Financement des universités: le logiciel libre pour sortir de la crise
Sortir des ornières pour sortir de la crise. En marge du Sommet sur l’enseignement supérieur qui a débuté lundi à Montréal, l’Association pour l’appropriation collective de l’informatique libre (FACIL) invite les universités du Québec à remettre en question leur dépendance coûteuse envers les géants de l’informatique privative, comme Microsoft, pour mettre leur parc informatique au diapason avec le logiciel dit libre. Ce changement de paradigme serait salutaire, dit l’organisme, en raison des millions de dollars d’économie qu’il pourrait engendrer, et ce, dans le contexte de tension budgétaire qui afflige actuellement les maisons d’enseignement.
Dans une analyse interne, Daniel Pascot, président de l’organisme, déplore le « gaspillage du peu de ressources » des universités « dans de mauvaises décisions informatiques ». L’homme, professeur d’informatique à l’Université Laval, en veut pour preuve les sommes importantes investies chaque année dans des logiciels et systèmes reposant sur des logiciels dits privatifs, et donc liés à d’importants frais d’utilisation versés à des multinationales américaines.

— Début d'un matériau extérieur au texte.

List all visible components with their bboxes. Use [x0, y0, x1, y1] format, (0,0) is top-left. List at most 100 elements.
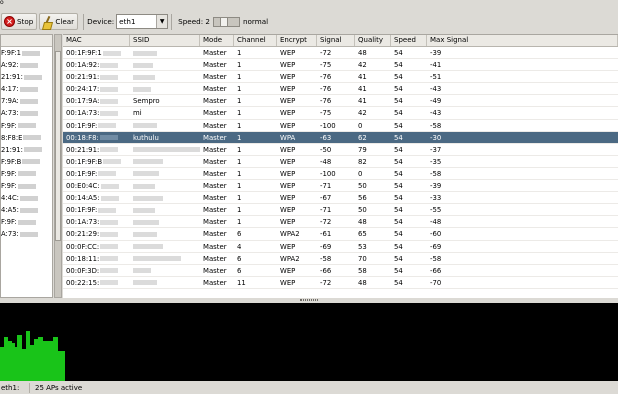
table-row[interactable]: 00:0F:CC: Master 4 WEP -69 53 54 -69: [63, 241, 618, 253]
table-row[interactable]: 00:1F:9F:B Master 1 WEP -48 82 54 -35: [63, 156, 618, 168]
ap-list-item[interactable]: 4:A5:: [1, 204, 52, 216]
ap-list-item[interactable]: 21:91:: [1, 71, 52, 83]
ap-list-scrollbar[interactable]: [54, 34, 62, 298]
ap-list-item[interactable]: A:73:: [1, 228, 52, 240]
cell-signal: -100: [317, 168, 355, 179]
column-header-signal[interactable]: Signal: [317, 35, 355, 46]
cell-quality-text: 42: [358, 61, 367, 70]
cell-max-signal: -69: [427, 241, 618, 252]
cell-max-signal: -39: [427, 180, 618, 191]
cell-ssid: [130, 277, 200, 288]
column-header-quality[interactable]: Quality: [355, 35, 391, 46]
ap-list-item[interactable]: F:9F:: [1, 216, 52, 228]
ap-list-scrollbar-thumb[interactable]: [55, 51, 61, 241]
cell-mac-text: 00:21:91:: [66, 73, 100, 82]
column-header-ssid[interactable]: SSID: [130, 35, 200, 46]
cell-quality-text: 82: [358, 157, 367, 166]
cell-encrypt-text: WEP: [280, 109, 296, 118]
ap-list-item[interactable]: F:9F:B: [1, 156, 52, 168]
table-row[interactable]: 00:1F:9F:1 Master 1 WEP -72 48 54 -39: [63, 47, 618, 60]
ap-list-item[interactable]: 4:4C:: [1, 192, 52, 204]
cell-channel-text: 1: [237, 61, 242, 70]
ap-list-item[interactable]: F:9F:1: [1, 47, 52, 59]
table-row[interactable]: 00:21:29: Master 6 WPA2 -61 65 54 -60: [63, 228, 618, 241]
cell-quality: 56: [355, 192, 391, 203]
table-row[interactable]: 00:18:F8: kuthulu Master 1 WPA -63 62 54 -30: [63, 131, 618, 144]
cell-speed: 54: [391, 144, 427, 155]
cell-ssid: [130, 71, 200, 82]
cell-speed: 54: [391, 132, 427, 143]
table-row[interactable]: 00:1F:9F: Master 1 WEP -100 0 54 -58: [63, 120, 618, 132]
ap-list-item[interactable]: F:9F:: [1, 168, 52, 180]
device-select[interactable]: eth1 ▼: [116, 14, 169, 29]
redacted-text: [133, 207, 155, 213]
cell-max-signal-text: -39: [430, 49, 442, 57]
cell-channel-text: 1: [237, 218, 242, 227]
column-header-max-signal[interactable]: Max Signal: [427, 35, 618, 46]
ap-list-item[interactable]: F:9F:: [1, 180, 52, 192]
chevron-down-icon[interactable]: ▼: [156, 15, 168, 28]
table-row[interactable]: 00:1A:92: Master 1 WEP -75 42 54 -41: [63, 59, 618, 72]
table-row[interactable]: 00:1A:73: Master 1 WEP -72 48 54 -48: [63, 216, 618, 229]
stop-button[interactable]: × Stop: [1, 13, 38, 30]
table-row[interactable]: 00:1F:9F: Master 1 WEP -100 0 54 -58: [63, 168, 618, 181]
table-row[interactable]: 00:0F:3D: Master 6 WEP -66 58 54 -66: [63, 265, 618, 277]
table-row[interactable]: 00:21:91: Master 1 WEP -76 41 54 -51: [63, 71, 618, 84]
ap-list-item[interactable]: 8:F8:E: [1, 132, 52, 144]
table-row[interactable]: 00:14:A5: Master 1 WEP -67 56 54 -33: [63, 192, 618, 205]
cell-max-signal-text: -39: [430, 182, 442, 191]
cell-signal: -76: [317, 71, 355, 82]
column-header-speed[interactable]: Speed: [391, 35, 427, 46]
cell-quality: 41: [355, 95, 391, 106]
ap-list-item[interactable]: F:9F:: [1, 120, 52, 132]
table-row[interactable]: 00:18:11: Master 6 WPA2 -58 70 54 -58: [63, 253, 618, 265]
table-row[interactable]: 00:24:17: Master 1 WEP -76 41 54 -43: [63, 83, 618, 96]
table-row[interactable]: 00:21:91: Master 1 WEP -50 79 54 -37: [63, 144, 618, 156]
column-header-mac[interactable]: MAC: [63, 35, 130, 46]
redacted-text: [100, 268, 119, 274]
ap-list-item-label: F:9F:: [1, 169, 17, 178]
cell-signal-text: -71: [320, 182, 332, 191]
ap-list-item-label: F:9F:: [1, 121, 17, 130]
column-header-channel[interactable]: Channel: [234, 35, 277, 46]
cell-signal-text: -72: [320, 49, 332, 57]
cell-mac-text: 00:1F:9F:: [66, 206, 98, 215]
divider-grip[interactable]: [300, 299, 318, 301]
ap-list-item[interactable]: A:73:: [1, 107, 52, 119]
table-row[interactable]: 00:22:15: Master 11 WEP -72 48 54 -70: [63, 277, 618, 289]
cell-mode-text: Master: [203, 157, 227, 166]
redacted-text: [100, 98, 119, 104]
cell-encrypt-text: WEP: [280, 97, 296, 106]
cell-speed-text: 54: [394, 218, 403, 227]
column-header-encrypt[interactable]: Encrypt: [277, 35, 317, 46]
cell-channel: 1: [234, 180, 277, 191]
cell-signal-text: -67: [320, 194, 332, 203]
cell-speed: 54: [391, 95, 427, 106]
cell-channel-text: 1: [237, 85, 242, 94]
cell-signal: -48: [317, 156, 355, 167]
table-row[interactable]: 00:17:9A: Sempro Master 1 WEP -76 41 54 -49: [63, 95, 618, 108]
ap-list-pane[interactable]: F:9F:1 A:92: 21:91: 4:17: 7:9A: A:73: F:9F: 8:F…: [0, 34, 53, 298]
cell-channel: 1: [234, 192, 277, 203]
ap-list-item[interactable]: 7:9A:: [1, 95, 52, 107]
clear-button[interactable]: Clear: [39, 13, 79, 30]
cell-encrypt-text: WEP: [280, 49, 296, 57]
cell-speed-text: 54: [394, 169, 403, 178]
table-row[interactable]: 00:E0:4C: Master 1 WEP -71 50 54 -39: [63, 180, 618, 193]
speed-slider-thumb[interactable]: [219, 17, 228, 26]
ap-list-item[interactable]: A:92:: [1, 59, 52, 71]
speed-slider[interactable]: [212, 16, 240, 27]
ap-list-item[interactable]: 21:91:: [1, 144, 52, 156]
cell-channel: 1: [234, 132, 277, 143]
column-header-mode[interactable]: Mode: [200, 35, 234, 46]
cell-mode: Master: [200, 241, 234, 252]
redacted-text: [103, 159, 122, 165]
table-row[interactable]: 00:1A:73: mi Master 1 WEP -75 42 54 -43: [63, 107, 618, 120]
cell-signal-text: -75: [320, 109, 332, 118]
redacted-text: [133, 159, 163, 165]
cell-quality-text: 65: [358, 230, 367, 239]
ap-list-item[interactable]: 4:17:: [1, 83, 52, 95]
cell-max-signal-text: -70: [430, 278, 442, 287]
table-row[interactable]: 00:1F:9F: Master 1 WEP -71 50 54 -55: [63, 204, 618, 217]
cell-mac-text: 00:14:A5:: [66, 194, 100, 203]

Selon lui, ces factures pourraient considérablement être diminuées, en préconisant dans les universités le logiciel libre, dont le code informatique ouvert n’est pas assujetti à ce même genre de licences. Avec à la clef, ajoute M. Pascot, des économies profitables au financement de la fonction première des universités : l’enseignement.
Des économies de 650 millions
Sur la base du coût du seul système de gestion des études de l’Université Laval, l’universitaire et militant pour le logiciel libre estime d’ailleurs à 650 millions de dollars sur dix ans l’argent versé par les cinq grandes universités du Québec aux géants du logiciel sous licence. Or, une grande partie de cet argent pourrait être investie ailleurs, à condition de répondre à l’appel du logiciel libre. Par ailleurs, il souligne que 500 000 $, une somme généralement versée parfois pour un seul logiciel privatif ou système jugé indispensable par les institutions d’enseignement, équivaut à « 60 cours (au prix d’un chargé de cours) ».
Pour FACIL, ce ne sont pas des contraintes techniques qui empêchent les universités d’appréhender ce type de logiciels, mais simplement une « fermeture d’esprit » et une conception traditionnelle de l’informatique qui nuisent désormais à leur capacité à profiter pleinement des clefs du présent numérique. « Nos universités [et le ministère de l’Éducation] vivent dans un obscurantisme technologique face à la montée de la révolution numérique », écrit M. Pascot qui s’étonne, à l’heure où le gouvernement commence timidement à s’ouvrir au logiciel libre de voir les universités si loin d’un projet dont « elles auraient pourtant dû être, en fonction de leur mission, le moteur ». Et il ajoute : « Pour qui est sensible au bien commun qu’est la connaissance et aux rôles qu’y jouent les logiciels libres, c’est scandaleux. »
Au printemps dernier, en plein coeur de la crise sociale et universitaire liée à la hausse des droits de scolarité, un consortium d’acteurs du logiciel libre au Québec avait déjà interpellé Québec pour faire part des économies potentielles liées à un plus grand usage des logiciels non privatifs par l’administration publique. Selon eux, l’argent épargné aurait pu alors réduire de 50 % le montant de la hausse envisagée par Québec à l’époque.